В итоге сегодня — последний день боярина Осетровского и его людей в Москве. Вещи собраны, кони запряжены, все только и ждут отмашки, чтобы выдвигаться.
Кстати, насчет «езжай на свой Алтай» — это я приврал. Никто не знает, куда мы отправляемся, даже сам царь. Он не спрашивал, а я никому и не рассказывал. Потому как — не надо этого никому знать, совершенно лишняя информация. Только засад на пути мне и не хватало.

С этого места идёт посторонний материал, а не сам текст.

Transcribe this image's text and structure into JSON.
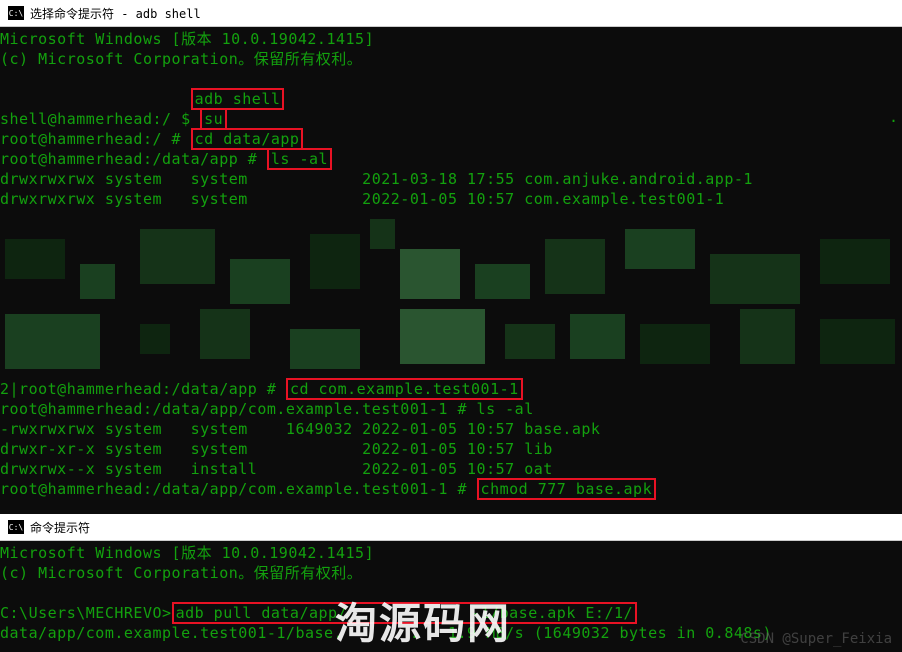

Думаете, что выезд целого каравана саней — у меня одних стрельцов под сотню, а еще сколько людей, а сколько припасов… — трудно не заметить? Так КАРАВАН и не поедет. Большая часть моих людей уже потихоньку выехала из Москвы, по одному, по два. С тем, чтобы потом, в оговоренных местах — собраться вместе и двигаться дальше, к Омскому острогу. Точно так же и мой выезд, стоит только нам выехать за пределы Москвы — растворится, как сахар в кипятке, а потом кристаллизуется обратно.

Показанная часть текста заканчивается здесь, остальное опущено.